The remains of a 10-tonne asteroid that exploded in the sky near the Alberta/Saskatchewan border on November 20, 2008 have been located by University of Calgary researchers in a rural area near the city of Lloydminster.
Planetary scientist Dr. Alan Hildebrand and graduate student Ellen Milley located several fragments of meteorite late Thursday afternoon and are conducting a search of the area to collect some of the estimated thousands of meteorite fragments densely strewn over an estimated 20-square-kilometre area near the Battle River.
The fireball first appeared approximately 80 kilometres above and just east of the border city of Lloydminster, Alberta/Saskatchewan, and traveled SSE towards the Battle River valley fragmenting spectacularly in a series of explosions.

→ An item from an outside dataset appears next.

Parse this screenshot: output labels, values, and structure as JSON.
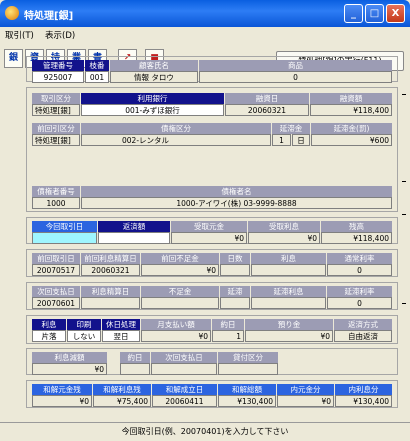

The fireball penetrated the atmosphere at a steep angle of approximately 60 degrees from the horizontal and lasted about five seconds from 17:26:40 to 17:26:45 MST with the largest explosion at 17:26:44. The fireball was recorded on all-sky and security cameras scattered across Saskatchewan and Alberta in addition to being witnessed by tens of thousands of people who saw it streak across the sky, saw its arc- welding blue flash, or heard the subsequent explosions.
Dr. Peter Brown, Canada Research Chair in Meteor Physics at the University of Western Ontario said that a fireball this size only occurs over Canada once every five years on average. About ten fireballs of this size occur somewhere over the Earth each year.